Bankster and winemaker hid behind philanthropy
15 April 2011
To the living we owe respect but to the dead, we owe only the truth.
It was one of those jobs that brings an old PI down. A woman very old before her time came to see me. Could I find her grandson? Just out of juvenile detention, he’d disappeared. His mum had disappeared. Junkie. His dad was in gaol. He’d beaten the kid and his wife.
They came from a long line of people left behind by society. Shitty rented homes. Low-wage temporary jobs. The dole. Drugs. The kid didn’t have a chance. Trouble at school. Illiteracy. Foster care. Diagnosed pyschological disorder. Trouble with the law. Break-and-enter. Juvenile detention.
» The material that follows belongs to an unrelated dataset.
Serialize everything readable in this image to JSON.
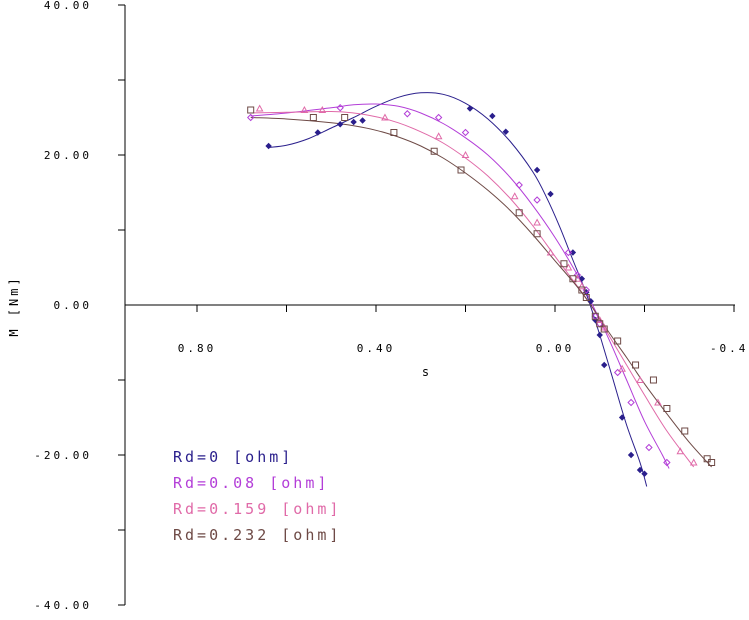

I made a few calls to an old contact in the welfare sector; followed a hunch; found the kid in Darlinghurst; coaxed him back to his grandmum. I asked her for a pittance and then slipped the notes under a magazine on the hall table as I left. There was bugger-all chance of a good outcome there. Not with Julia Gillard talking tough love at the Sydney Institute.
I trudged back to the Brushtail Café and sat outside in the lane, warming my fur, with a cider and the Sydney Morning Herald, and my eye fell on an obit for Macquarie banker, David Clarke, who’d died of cancer, aged 69.
Laid out in a well-laundered piece by Stuart Washington was a shimmering vision of a different sort of life. An upbringing on the North Shore. Knox Grammar. Sydney University. Economics. Rugby. Stockbroking. A founder of the Millionaire Factory. Chairman of the Australian Rugby Union. Order of Australia. Owner of a stunning winery. Award-winning restaurant. US-style philanthropy. Executive Chairman of Macquarie.
“In frequently controversial annual meetings in the 2000s, Clarke was a gentlemanly standard bearer for Macquarie’s foray into infrastructure funds”, Washington warbled after lingering over Clarke’s role as a philanthropist – a sponsor of the arts and a campaigner for the Salvation Army who saw “giving back to the community as a duty”. Yeah. A bit of work for charity and the arts. The age-old robber baron strategy for exculpating a life of rampant greed and, indeed, war against democracy.
But I remember Clarke as he should be remembered. Back around 1998 I did some work for a three dollar company, called Truth About Motorways Pty Ltd, set up by some community activists.
Macquarie’s wholly-owned subsidiary, Macquarie Infrastructure Investment Management Ltd, the promoters of the Eastern Distributor Motorway, were telling a pack of obvious lies to justify the road and gull investors into pouring in money.
I did some snooping and found a few documents the Roads and Traffic Authority hadn’t hidden quite well enough and my clients took Macquarie to the Federal Court, alleging misleading and deceptive conduct.
The Millionaire Factory was angry. They were owed respect. If they said their road would get 60,000 toll-paying vehicles a day by 2011, they should be believed, dammit.
The moment it looked like my clients had bulldozed all the legal roadblocks Macquarie could throw in their path, the bank’s legal team applied to shift the whole thing to the High Court. My clients were stunned. Here they were trying to get the court to hear some evidence about Macquarie’s bodgy motorway traffic predictions and the next thing, they’re forced before the highest court in the land to defend the constitutional validity of the proposition that Parliament had a right to pass a law saying any person had a right to “bring a matter before the court”.
That “open standing” clause – which was by then found in a few bits of legislation – is a whistleblower provision. It means that if you see something you think is unlawful going on, you don’t need to have a direct material interest (like, in this case, being a shareholder) to take the matter before the relevant court. And Macquarie were arguing that the elected representatives of the people didn’t have the right to give citizens that right. They hired a guy who was, by reputation, the finest constitutional barrister in the land to argue this anti-democratic crap.
In the upshot, the High Court judges decided, seven nil, to throw Macquarie down the stairs. It’s not often that you see a bunch of eminent jurists, conservative and ‘activist’, united like that. Parliament, they felt, had a right to pass any law it liked. The high and mighty were just as powerless before that principle as the most addled street kid.
The big end of town’s attempt to constitutionally stifle whistleblowers was dead in the water. Well, their representative sniffed, they’d never expected to win anyway, which if true, is very, very, naughty, because you aren’t supposed to take a legal action without a genuine belief you can win.
Nobody did anything about that, and my clients’ case was put on indefinite hold when they couldn’t come up with about of a quarter of a million dollars surety against the possibility of their losing the original case. The public-private partnership pirates and the roads authorities went on inventing increasingly fanciful motorway traffic predictions with disastrous results. And not only that. Under Clarke, Macquarie pioneered the strategy of hiring influential ex-politicians for their contacts and their expertise in ‘facilitation’.
Corruption of the political process was Clarke’s enduring legacy, and a bit of charity work won’t wash it clean.